Si la tradition attribue la vie de Sun Tzu au VIe siècle av. J.-C., durant la période dite « des Printemps et des Automnes » (-722 à -476)[1], nous avons vu que les historiens datent en réalité la composition du traité à la seconde moitié du IVe siècle av. J.-C., c’est-à-dire durant la période des « Royaumes combattants » (-476 à -221).
Cette période fut la dernière de l’ère pré-impériale chinoise. En effet, comme son nom l’indique, la Chine des Royaumes combattants est à ce moment-là tout sauf réunie. Ce ne sera qu’en 221 av. J.-C. que l’Etat de Qin écrasera tous ses rivaux et unifiera pour la première fois le pays qui portera son nom[2].
A l’époque de Sun Tzu, ne subsistaient de la pléthore de principautés du début de la dynastie Zhou (commencée en -1046) que sept grandes puissances. Véritables nations, centralisées et militarisées, elles étaient en rivalité permanente. L’objectif de la guerre ne consistait dès lors plus, comme aux périodes précédentes, à s’emparer de richesses humaines ou matérielles à la suite d’opérations ponctuelles, mais bien à conquérir un territoire et à le contrôler politiquement. L’univers de Sun Tzu était donc un monde clos, duquel les territoires pouvaient changer de main mais ne devaient pas être détruits.
Nous avions consacré un billet complet à la structure de l’armée dans L’art de la guerre. A l’époque de Sun Tzu, la cavalerie n’avait pas encore fait son apparition en Chine. Elle le fera progressivement à la fin de la période, sous l’influence des tribus barbares contre lesquelles elle commença à se trouver confrontée à partir du Ve siècle av. J.-C. L’infanterie, en revanche, prenait une importance nouvelle, reléguant à une position plus subalterne le char de guerre des nobles, naguère pièce maîtresse des engagements[3]. Les combattants étaient armés de lances et de javelots aux pointes de fer, mais aussi d’arbalètes (d’où la notion d’« appui sur la détente » du chapitre 11).
Les effectifs ne cessaient de croître. Les armées étaient composées d’immenses troupes de paysans conscrits. Des batailles incessantes condamnaient ainsi les gens du peuple à participer, loin de chez eux, à des actes de destruction sans précédent. Les vainqueurs bénéficiaient d’une ascension sociale époustouflante, tandis que le sort des vaincus était l’esclavage, la mort et la disparition de leur dynastie.
Note : l’étude historique ci-dessus reprend, entre autres, les rappels historiques donnés par Jean Lévi dans sa traduction de L’art de la guerre parue en 2000 aux éditions Hachette.
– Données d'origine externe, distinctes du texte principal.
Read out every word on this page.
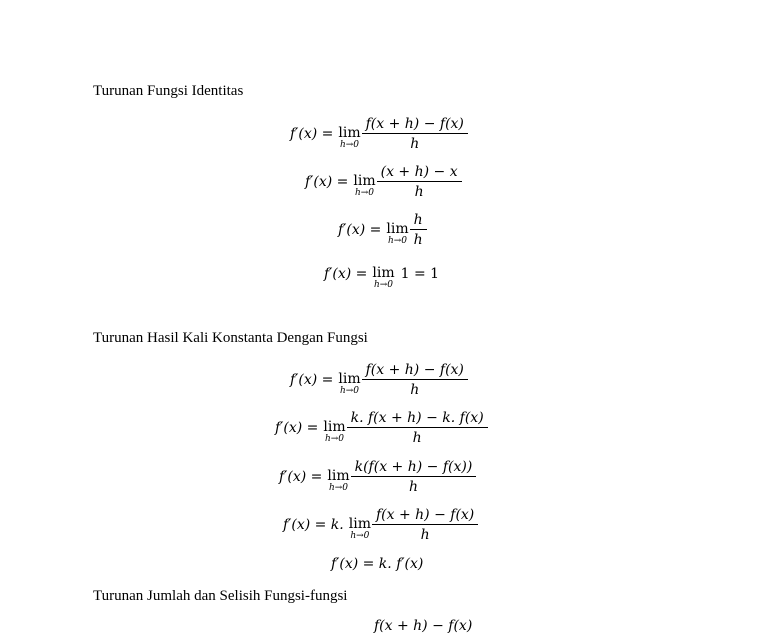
Turunan Fungsi Identitas
f′(x) = lim
$h\to 0 \frac{f(x + h) - f(x)}{h}$
f′(x) = lim
$h\to 0 \frac{(x + h) - x}{h}$
f′(x) = lim
$h\to 0 \frac{h}{h}$
f′(x) = lim
h→0
1 = 1
Turunan Hasil Kali Konstanta Dengan Fungsi
f′(x) = lim
$h\to 0 \frac{f(x + h) - f(x)}{h}$
f′(x) = lim
$h\to 0 \frac{k. f(x + h) - k. f(x)}{h}$
f′(x) = lim
$h\to 0 \frac{k(f(x + h) - f(x))}{h}$
f′(x) = k. lim
$h\to 0 \frac{f(x + h) - f(x)}{h}$
f′(x) = k. f′(x)
Turunan Jumlah dan Selisih Fungsi-fungsi
f(x + h) − f(x)
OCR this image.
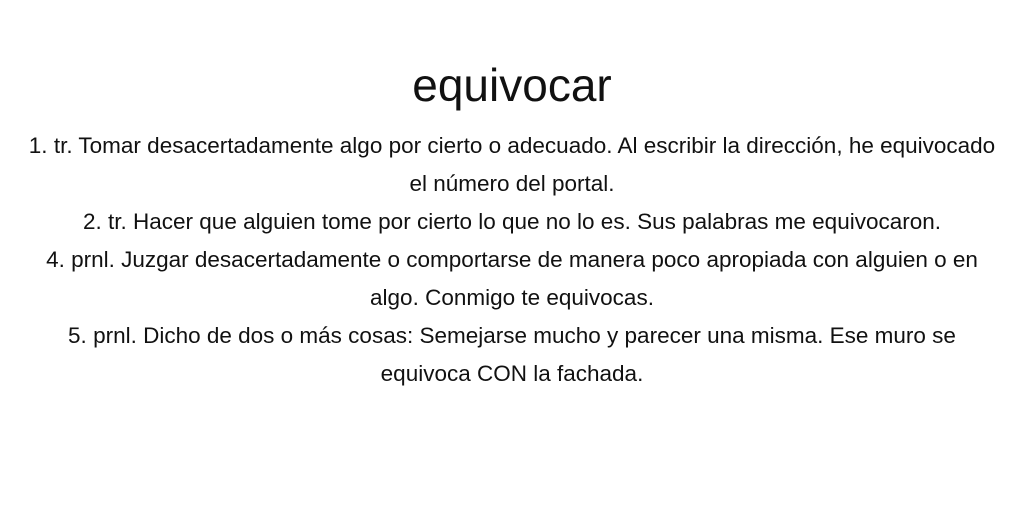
equivocar
1. tr. Tomar desacertadamente algo por cierto o adecuado. Al escribir la dirección, he equivocado el número del portal.
2. tr. Hacer que alguien tome por cierto lo que no lo es. Sus palabras me equivocaron.
4. prnl. Juzgar desacertadamente o comportarse de manera poco apropiada con alguien o en algo. Conmigo te equivocas.
5. prnl. Dicho de dos o más cosas: Semejarse mucho y parecer una misma. Ese muro se equivoca CON la fachada.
La Chine à l’époque des Royaumes combattants
(source : Wikimedia)
[1] Cette appellation tire son nom des Annales des Printemps et des Automnes (春秋), une chronique des événements survenus dans l’État de Lu entre 722 av. J.-C. et 476 av. J.-C. Œuvre de plusieurs générations de scribes, la tradition en attribue la compilation à Confucius, au début du Ve siècle av. J.-C. Cet ouvrage est considéré comme l’un des cinq Classiques chinois. Pour avoir une vision des dynasties chinoises, n’hésitez pas à vous référer à la page Wikipédia.
[2] « Qin », transcription pinyin du caractère [lien], se prononce « Tchin ». Pour la petite histoire, le mot « Chine » se dit en chinois « zhong guo » (中国 – le pays du milieu). Le nom « Chine » est apparu au début de notre ère, lors des premiers voyages en Inde de pèlerins bouddhistes chinois : lorsqu’on leur demandait d’où ils venaient, ils répondaient « Zhong Guo », mais n’étaient pas compris ; alors ils disaient qu’ils venaient du pays de l’empereur Qin…
[3] A l’époque des Printemps et des Automnes, la guerre se résumait bien souvent à un engagement au cours duquel deux lignes de chars se ruaient l’une sur l’autre, la ligne enfoncée et dispersée étant considérée – et surtout se considérait elle-même – comme vaincue. Le rôle du général était donc de mobiliser ses troupes et de mettre ses chars en position, puis de choisir le « bon moment » du combat, souvent par consultation des augures. Les conflits n’éxcédaient dès lors pas une ou deux journées.